La notizia è recente ed è nota. Lo scorso 31 gennaio Palermo è stata proclamata Capitale Italiana della Cultura per l’anno 2018. Ne ha dato comunicazione ufficiale il ministro Dario Franceschini nella sala Spadolini del Ministero dei Beni e delle Attività Culturali e del Turismo a Roma. Ci sono elementi di sicuro interesse che convergono verso questo riconoscimento e lo colmano di significati. Occorre tenerne presenti i mille motivi che lo rendono il momento di un passaggio decisivo nella lunga storia di questa città. Ed è quanto si trova sinteticamente descritto nella motivazione che ne è stata fornita con chiarezza e precisione.
La scelta della Commissione è stata compiuta tenendo conto di un ventaglio ampio di ragioni che aprono la cultura alla concreta dimensione della vita quotidiana. Questo è di certo un ulteriore punto decisivo di giudizio e lavoro, perché affranca la cultura da un’esclusiva percezione astratta o estetizzante senza altre vitali caratterizzazioni. Nella candidatura del capoluogo siciliano si è individuata la stringente coerenza di un progetto che unisce un «elevato valore culturale» intrecciandolo a filo doppio a un «grande respiro umanitario». Ed è da tale premessa che si originano molteplici occasioni di bene comune e di sviluppo per l’intero territorio in quanto a opportunità di «inclusione alla formazione permanente» e «creazione di capacità e di cittadinanza». Tutelare e valorizzare il patrimonio significa allora anche questo, con tutte le conseguenze positive in termini economici e di rapporto virtuoso che si pone in essere tra soggetti pubblici e privati.

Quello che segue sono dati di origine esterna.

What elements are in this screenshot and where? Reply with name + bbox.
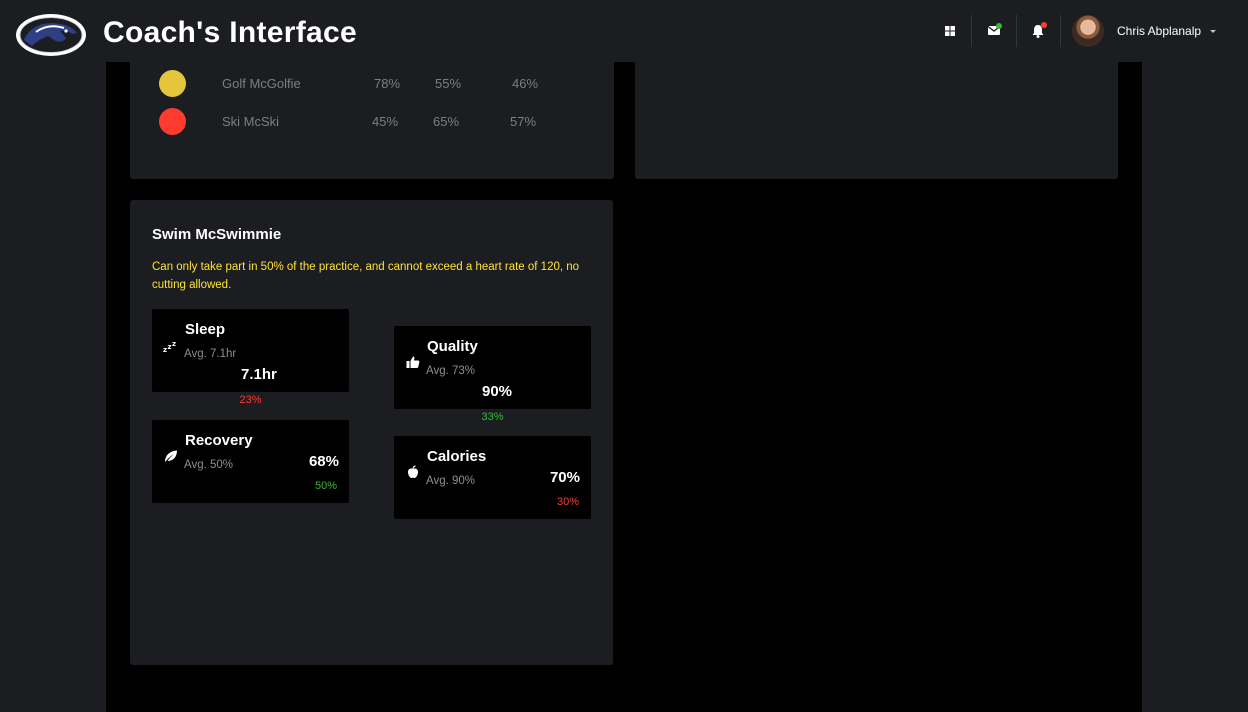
apple-icon [408,465,418,478]
metric-value: 45% [372,114,399,129]
apps-grid-icon[interactable] [939,20,961,42]
athlete-name: Golf McGolfie [222,76,301,91]
sleep-zzz-icon: z z z [163,340,176,354]
recovery-metric-card[interactable]: Recovery Avg. 50% 68% 50% [152,420,349,503]
quality-metric-card[interactable]: Quality Avg. 73% 90% [394,326,591,409]
metric-value: 7.1hr [241,366,277,383]
athlete-detail-card: Swim McSwimmie Can only take part in 50%… [130,200,613,665]
mail-icon[interactable] [983,20,1005,42]
status-indicator [159,108,186,135]
metric-average: Avg. 7.1hr [184,348,237,360]
metric-delta: 23% [239,394,262,406]
metric-title: Calories [427,448,487,465]
athlete-restriction-note: Can only take part in 50% of the practic… [152,261,580,291]
calories-metric-card[interactable]: Calories Avg. 90% 70% 30% [394,436,591,519]
user-name[interactable]: Chris Abplanalp [1117,24,1201,38]
metric-delta: 50% [314,480,337,492]
metric-average: Avg. 90% [426,475,476,487]
mail-indicator-dot [996,23,1002,29]
thumbs-up-icon [406,356,420,368]
status-indicator [159,70,186,97]
metric-value: 55% [435,76,462,91]
nav-divider [971,15,972,47]
empty-panel-card [635,52,1118,179]
metric-value: 90% [482,383,513,400]
app-title: Coach's Interface [103,16,357,49]
athlete-title: Swim McSwimmie [152,226,282,243]
svg-text:z: z [172,340,176,348]
metric-value: 78% [374,76,401,91]
metric-delta: 30% [556,496,579,508]
metric-title: Sleep [185,321,226,338]
athlete-status-card: Golf McGolfie 78% 55% 46% Ski McSki 45% … [130,52,614,179]
metric-value: 46% [512,76,539,91]
chevron-down-icon[interactable] [1210,30,1216,33]
metric-value: 65% [433,114,460,129]
metric-average: Avg. 73% [426,365,476,377]
metric-title: Recovery [185,432,253,449]
metric-average: Avg. 50% [184,459,234,471]
metric-value: 68% [308,453,339,470]
metric-value: 70% [549,469,580,486]
avatar[interactable] [1072,15,1104,47]
top-navbar: Coach's Interface Chris Abplanalp [0,0,1248,62]
sleep-metric-card[interactable]: z z z Sleep Avg. 7.1hr 7.1hr [152,309,349,392]
table-row[interactable]: Golf McGolfie 78% 55% 46% [130,68,614,98]
nav-divider [1016,15,1017,47]
metric-title: Quality [427,338,478,355]
mustang-logo-icon[interactable] [14,12,88,58]
nav-divider [1060,15,1061,47]
svg-text:z: z [163,346,167,354]
svg-text:z: z [168,343,172,351]
table-row[interactable]: Ski McSki 45% 65% 57% [130,106,614,136]
main-content: Golf McGolfie 78% 55% 46% Ski McSki 45% … [106,52,1142,712]
athlete-name: Ski McSki [222,114,280,129]
notification-dot [1041,22,1047,28]
leaf-icon [165,450,177,462]
metric-value: 57% [510,114,537,129]
metric-delta: 33% [481,411,504,423]
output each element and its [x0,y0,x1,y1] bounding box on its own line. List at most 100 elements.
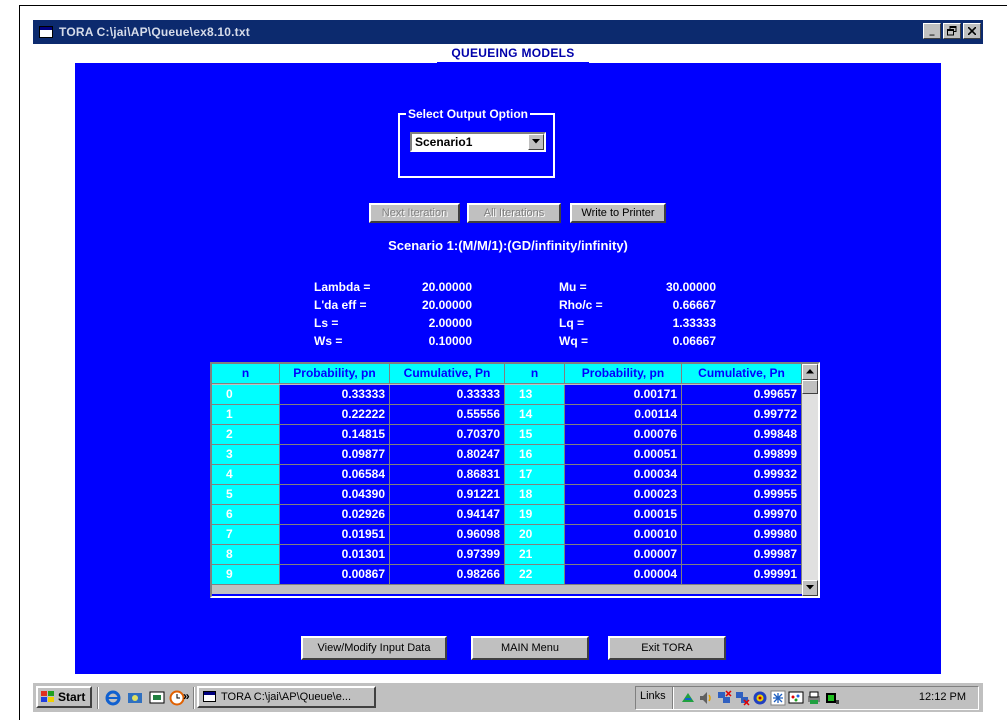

Palermo conserva un patrimonio di arte e bellezza la cui entità appare perfino superfluo ribadire. La sua storia descrive in vari modi e con diversi accenti il passaggio di molti popoli all’ombra del Monte Pellegrino, cioè «il più bel promontorio del mondo» come da giudizio incontestabile rimasto per sempre a celebrarne l’incanto del paesaggio con le parole immortali di Goethe. Le mille bellezze del territorio, insieme alle mirabili architetture che vi sono state via via edificate nel corso dei secoli, sono un dono dato a tutti e permangono come richiamo a vivere la propria parte di responsabilità: la città diventa migliore con il contributo di ognuno, non ci sono altre soluzioni preferibili a questa. E del resto, come ha precisato il sindaco Leoluca Orlando a margine della proclamazione, la «cultura dell’accoglienza» è la cifra adeguata per definire il senso della candidatura di Palermo e interpretarne al meglio il percorso di fronte alle sfide di questo nostro tempo.
Cultura è accoglienza ed è genesi continua di nuova umanità in forme molteplici, dunque. Uno spunto di conoscenza in cerca di verità non può non essere aperto all’altro e, così, perlustrare ogni via possibile per costruire nel qui e ora del proprio tempo punti di incontro a partire dal desiderio innato di ciascuno ad essere felici. Eventi e momenti di questo percorso palermitano come capitale culturale d’Italia saranno volta per volta opportunità per stimare e rinnovare l’eccellenza del patrimonio di questa città, per fare di essa una comunità in grado di accogliere e vivere una tensione condivisa verso il bene e la bellezza. Essere una capitale della cultura ha a che fare con questo più profondo significato e ciò vuol dire, allora, che fin da adesso occorre testimoniarne e verificarne il valore in prima persona nell’esperienza di tutti i giorni.